Major network operators in Nigeria are soliciting for an opportunity to participate in the mobile money industry to drive financial inclusion. MTN, Globacom, Airtel and 9mobile promised to deepen financial inclusion in the next 30 months by collectively reaching 90 million Nigerians.
The telcos made this commitment at a gathering of industry players facilitated by Yinka David-West, Academic director and senior fellow at the Lagos Business School. According to a statement by the school on Wednesday, September 5, the telcos noted that the progress made in financial inclusion since the issuance of the first mobile money licence in 2009 had been slow.
According to them, telcos in most sub-Saharan African markets, where mobile money is successful, are given a level playing field, while Nigerian operators are excluded. “Far beyond financial inclusion rates in Nigeria, we also have to examine how people currently considered having access to financial services stack up when evaluated against the criteria for true financial inclusion that is access to a full suite of quality financial services provided at affordable prices in a convenient manner.
“When evaluated against this definition, it is clear that as a country, we have to work, not just to drastically increase the number of financially included persons, but also to increase the quality of inclusion and access we give, especially if we hope to positively impact the economy and the quality of the lives of Nigerians in any meaningful way.”
On the impact of the telcos’ participation in the industry, Gbenga Adebayo, chairman, Association of Licensed Telecommunication Operators of Nigeria, said, “According to McKinsey, as a direct result of increasing financial inclusion rates, Nigeria could realise as much as a 12.4 per cent boost in the GDP, the creation of three million new jobs, $2bn reduction in government leakages and $57bn in new credit for small and medium-scale enterprises over a four-year period.
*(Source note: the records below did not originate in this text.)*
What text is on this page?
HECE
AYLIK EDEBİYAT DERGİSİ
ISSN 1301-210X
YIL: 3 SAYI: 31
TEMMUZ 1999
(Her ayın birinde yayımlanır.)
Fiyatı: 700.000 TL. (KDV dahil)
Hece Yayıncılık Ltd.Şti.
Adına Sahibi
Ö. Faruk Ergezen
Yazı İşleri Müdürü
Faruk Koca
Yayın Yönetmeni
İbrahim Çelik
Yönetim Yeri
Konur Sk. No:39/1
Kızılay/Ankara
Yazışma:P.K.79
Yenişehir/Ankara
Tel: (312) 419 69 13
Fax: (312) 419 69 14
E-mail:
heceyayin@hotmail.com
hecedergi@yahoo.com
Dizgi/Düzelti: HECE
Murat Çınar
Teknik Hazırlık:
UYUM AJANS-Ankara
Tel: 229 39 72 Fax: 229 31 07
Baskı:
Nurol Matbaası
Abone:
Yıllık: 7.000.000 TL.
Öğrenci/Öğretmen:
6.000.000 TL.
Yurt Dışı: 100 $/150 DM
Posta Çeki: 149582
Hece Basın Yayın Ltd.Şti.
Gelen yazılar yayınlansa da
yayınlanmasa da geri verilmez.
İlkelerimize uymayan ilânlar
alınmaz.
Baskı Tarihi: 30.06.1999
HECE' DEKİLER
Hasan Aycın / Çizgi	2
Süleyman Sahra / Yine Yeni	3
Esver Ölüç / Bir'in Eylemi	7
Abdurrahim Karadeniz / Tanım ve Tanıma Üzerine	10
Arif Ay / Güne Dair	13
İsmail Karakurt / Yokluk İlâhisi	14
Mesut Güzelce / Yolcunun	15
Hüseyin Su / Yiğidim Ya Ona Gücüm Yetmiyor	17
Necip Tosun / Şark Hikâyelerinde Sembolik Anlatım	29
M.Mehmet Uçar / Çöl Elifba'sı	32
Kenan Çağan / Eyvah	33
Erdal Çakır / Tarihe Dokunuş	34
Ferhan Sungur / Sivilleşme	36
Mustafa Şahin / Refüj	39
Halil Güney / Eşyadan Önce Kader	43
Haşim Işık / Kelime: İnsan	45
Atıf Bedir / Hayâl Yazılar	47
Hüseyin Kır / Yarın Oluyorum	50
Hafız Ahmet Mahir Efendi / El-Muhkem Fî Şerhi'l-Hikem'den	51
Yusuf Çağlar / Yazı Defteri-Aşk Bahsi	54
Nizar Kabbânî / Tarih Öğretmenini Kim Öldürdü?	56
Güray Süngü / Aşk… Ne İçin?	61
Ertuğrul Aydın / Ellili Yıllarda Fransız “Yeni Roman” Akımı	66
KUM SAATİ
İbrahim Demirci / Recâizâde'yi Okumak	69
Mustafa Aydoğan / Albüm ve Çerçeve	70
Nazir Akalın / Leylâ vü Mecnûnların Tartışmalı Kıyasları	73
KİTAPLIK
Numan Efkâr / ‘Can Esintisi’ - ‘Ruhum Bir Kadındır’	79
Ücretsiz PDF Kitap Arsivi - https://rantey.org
“The telcos’ proposed intervention will not only give customers access to a variety of affordable financial products and services, but also deliver 1,000,000 direct jobs in addition to the other benefits identified by the McKinsey report. Opening up the digital financial services sector can be the basis for transformative change in the structure and sustainability of growth in the Nigerian economy.
“We acknowledge the concrete commitments the industry has made towards delivering access to financial services today as well as their commitment to financial literacy, which while vital, cannot happen in isolation of the telcos. This integrated approach, if allowed to, will deliver long-term solutions and tangible impact.”